||Cabinet of Curiosities: A Celebration of the Museum’s Stranger Collections
Humans have always collected things.
Before museums, collections were kept in churches, temples, noble courts, and private homes. What was collected, and why, was as varied as the people and places that held the collections. Roman emperors collected objects fitting their unique tastes, often spoils and souvenirs of military conquests. Early Christian churches collected religious relics—bones of saints, pieces of the true cross, and the like—and these sacred objects were displayed in church reliquaries and attracted pilgrims from throughout the Christian world.

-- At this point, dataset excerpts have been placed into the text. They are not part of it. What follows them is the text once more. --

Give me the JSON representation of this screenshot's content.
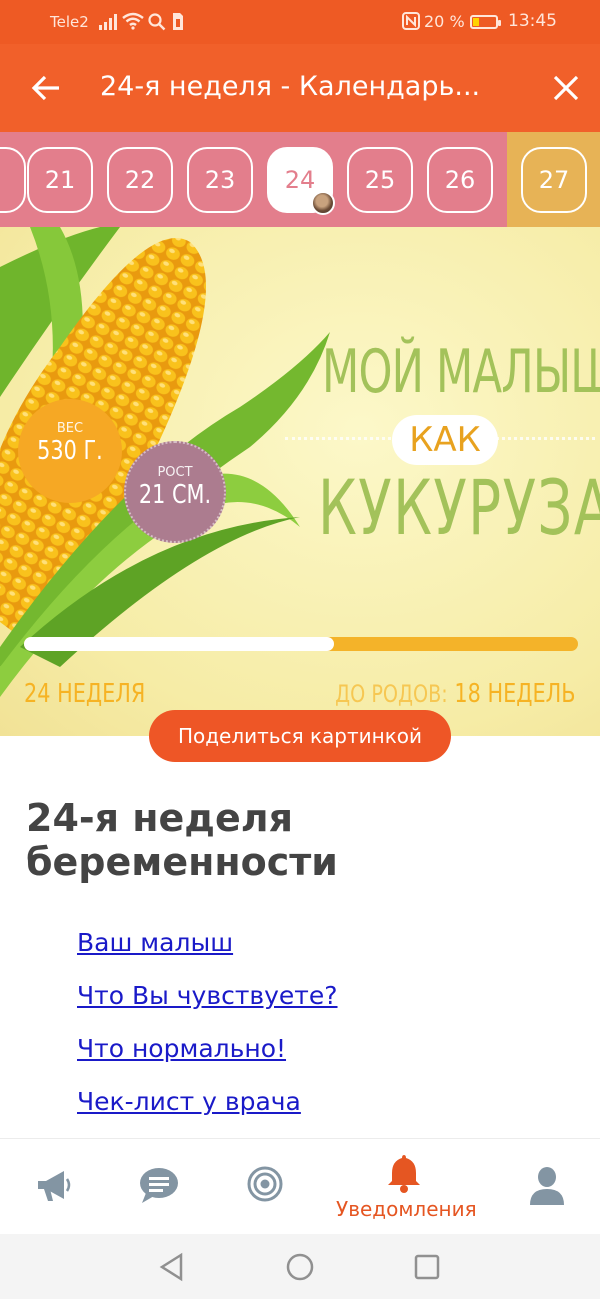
{
  "status_bar": {
    "carrier": "Tele2",
    "battery_percent": "20 %",
    "time": "13:45"
  },
  "app_bar": {
    "title": "24-я неделя - Календарь...",
    "back_icon": "arrow-left-icon",
    "close_icon": "close-icon"
  },
  "weeks": {
    "items": [
      "21",
      "22",
      "23",
      "24",
      "25",
      "26",
      "27"
    ],
    "selected": "24"
  },
  "hero": {
    "title_line1": "МОЙ МАЛЫШ",
    "title_kak": "КАК",
    "title_line2": "КУКУРУЗА",
    "weight_label": "ВЕС",
    "weight_value": "530 Г.",
    "height_label": "РОСТ",
    "height_value": "21 СМ.",
    "progress_fraction": 0.56,
    "week_label": "24 НЕДЕЛЯ",
    "until_label": "ДО РОДОВ:",
    "until_value": "18 НЕДЕЛЬ"
  },
  "share_button": "Поделиться картинкой",
  "article": {
    "title": "24-я неделя беременности",
    "links": [
      "Ваш малыш",
      "Что Вы чувствуете?",
      "Что нормально!",
      "Чек-лист у врача"
    ]
  },
  "bottom_nav": {
    "items": [
      {
        "icon": "megaphone-icon"
      },
      {
        "icon": "chat-bubble-icon"
      },
      {
        "icon": "target-icon"
      },
      {
        "icon": "bell-icon",
        "label": "Уведомления",
        "active": true
      },
      {
        "icon": "person-icon"
      }
    ],
    "active_color": "#e55622",
    "inactive_color": "#8395a3"
  },
  "colors": {
    "accent": "#f1602a",
    "week_strip": "#e37e8c",
    "link": "#1a1ac8"
  }
}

During the Age of Enlightenment of the 1600s and 1700s, Western Civilization’s world was expanding with unprecedented natural and cultural discoveries and advancements in science and technology. Collecting gained popularity, as private individuals with access to the many wonders of the world, both natural and man-made, amassed collections to amuse and astonish their friends and guests. The collections were displayed in cabinets—small rooms filled with archaeological artifacts, religious relics, works of art, and natural specimens. The cabinets overflowed with objects that were exotic, unusual and even grisly, anything that would astound and awe visitors who had little knowledge of foreign lands and what is found there. These private collections, known as cabinets of curiosities or wunderkammer (wonder-rooms), were not open to the public and were rarely used for educational purposes. Curiosities were typically displayed in a random manner—odd items placed together drew attention to their differences and accentuated the marvelous variety within the cabinet.
The Age of Enlightenment also resulted in many research collections in universities and other places of learning, and these educational collections have been an important part of scientific study ever since. Unlike private collections, which were arranged and displayed according to the unique tastes and creativity of the collector, research collections are meticulously organized to best serve scientific needs. Vast quantities of specimens are collected—enough to show the range and variety of each type of cultural or natural object. Today, because of the large amount of storage space required, most research collections are in major natural history museums and universities.
To create Yakima Valley Museum’s Cabinet of Curiosities, we have gleaned from our collection storage rooms many objects that have not been seen by the public for many years. Many would be welcome additions to a scientific research collection. Others are bizarre artifacts and natural specimens that would fit well in an eccentric private collection from centuries past. And all is displayed with the random juxtaposition of odd objects that you would expect to find in a Cabinet of Curiosities. Enjoy!